Было оглушительно темно: ни чернильного озерца, ни сизой дорожки на полу. Принюхиваясь, я стал осторожно ощупывать пространство вокруг себя: теплая плитка под ногами, прохладная — за спиной. Я понимал, что сижу на полу, облокотившись о какую-то дверь, что справа, шагах в десяти от меня, должно быть окно, я помнил даже о стуке, вместе с болью меня разбудившем, но где, в каком времени и пространстве все это происходит, ватный от пережитой боли мозг сообщать отказывался. Нужен был запах, клинышек света, просверк знакомого контура, чтобы на скорую руку сметать грубо разорванную действительность. Я уже говорил, кажется, что вещи меня не любят, но в ту ночь они вовсю мне подыгрывали: еще более сонные, чем я сам, они, должно быть, приняли давнего врага за нового друга, и гладкий бок кухонной плиты, который нашарили в темноте мои нерешительные пальцы, спустил меня с непроницаемых небес на землю, в уютную, круглую определенность двадцать первого числа октября месяца две тысячи шестого года. Этот кружок с числами, этот маленький штампик, услужливо проставляемый небесной канцелярией в паспорте жизни, очень меня обрадовал. Забавно все-таки, до чего человек боится неопределенности. Жаль только, что текущая дата потащила за собой паровоз воспоминаний до того мерзких, что я готов был вернуться в удушливое беспамятство. Единственным проблеском была Жужа в комнате за дверью.

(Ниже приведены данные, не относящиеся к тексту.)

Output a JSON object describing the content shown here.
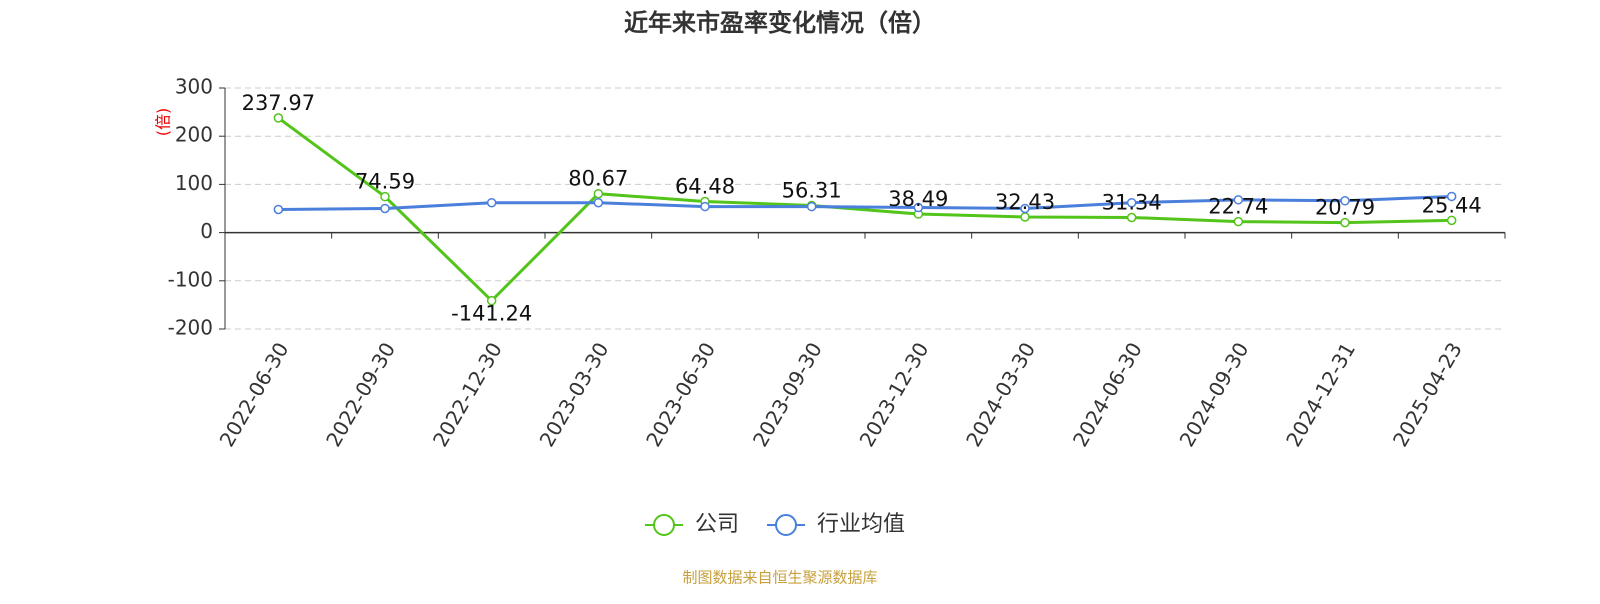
{
  "chart_data": {
    "type": "line",
    "title": "近年来市盈率变化情况（倍）",
    "y_label": "(倍)",
    "source": "制图数据来自恒生聚源数据库",
    "categories": [
      "2022-06-30",
      "2022-09-30",
      "2022-12-30",
      "2023-03-30",
      "2023-06-30",
      "2023-09-30",
      "2023-12-30",
      "2024-03-30",
      "2024-06-30",
      "2024-09-30",
      "2024-12-31",
      "2025-04-23"
    ],
    "series": [
      {
        "name": "公司",
        "color": "#52c41a",
        "values": [
          237.97,
          74.59,
          -141.24,
          80.67,
          64.48,
          56.31,
          38.49,
          32.43,
          31.34,
          22.74,
          20.79,
          25.44
        ]
      },
      {
        "name": "行业均值",
        "color": "#4a7fdc",
        "values": [
          48,
          50,
          62,
          62,
          54,
          54,
          52,
          50,
          62,
          68,
          66,
          75
        ]
      }
    ],
    "ylim": [
      -200,
      300
    ],
    "yticks": [
      -200,
      -100,
      0,
      100,
      200,
      300
    ],
    "grid": true,
    "legend": "bottom"
  }
}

Я осторожно поднялся, потирая затекшие ноги и шею, и прислушался: в ушах тренькало, как в животе у сломанной заводной игрушки. Стучал ли кто-нибудь в окно, или это грохотало сбитое с толку сердце? Медленно, прислушиваясь к собственным шагам, я двинулся в сторону веранды. Дом поскрипывал и кренился, как прогнившая насквозь лодка, но ко дну не шел. На веранде было светлее, на полу в тусклых ромбах дрожали молочные тени, ветер вяло пощипывал рваные половики, перебегая на цыпочках от одного края к другому. На сумрачном столе и подоконниках были разбросаны белесые, соседским фонарем отчеканенные монеты света. Я открыл дверь и высунул лохматую голову на улицу. Там было мокро и необыкновенно тихо: даже соседская дворняжка не бормотала во сне. Полюбовавшись паром изо рта, я вернулся в дом, к своей гауптвахте у двери.
Дверь на веранду я оставил приоткрытой, и прохладный яблочный дух вместе с полоской света разбавил плотную темень кухни. Вообще-то я люблю кухни и прекрасно понимаю Магритта, который, говорят, большую часть своих картин написал в столовой. Я бы так и спал здесь, в этой кухне-коридоре, плавно переходящей в прихожую, если бы не бабушкина комната, которую я воспринимал как естественное продолжение бабушки и которую, разумеется, не мог оставить одну.
Разложив молью побитую (в молодости норковую) шубу на полу, я свернулся калачиком и уже собирался укрыться рукавами, когда тот нерв, что ответственен за все потустороннее, холодно мне сообщил, что по дому кто-то ходит. Конечно, я знаю, что старые дома чудят по ночам, особенно этот, зачехленный и зарешеченный злыдень. Знаю я и то, что был слегка напуган, слегка не в себе и вообще наполовину спал — на внутренней стороне века уже вовсю расцветали сосульки из огненной фольги, феи в золотой пыли, виноградные гроздья, пустые чернильницы, мотыльки, фигурки с пряничными щеками, желтые сапоги, кошачьи глаза, птичьи лапки, разрезающие ночь магические фиалы… Все это так, и никакие шорохи не смогли бы вытащить меня из моей молью изъеденной берлоги, но наверху скрипнули раз, второй, а потом что-то уронили.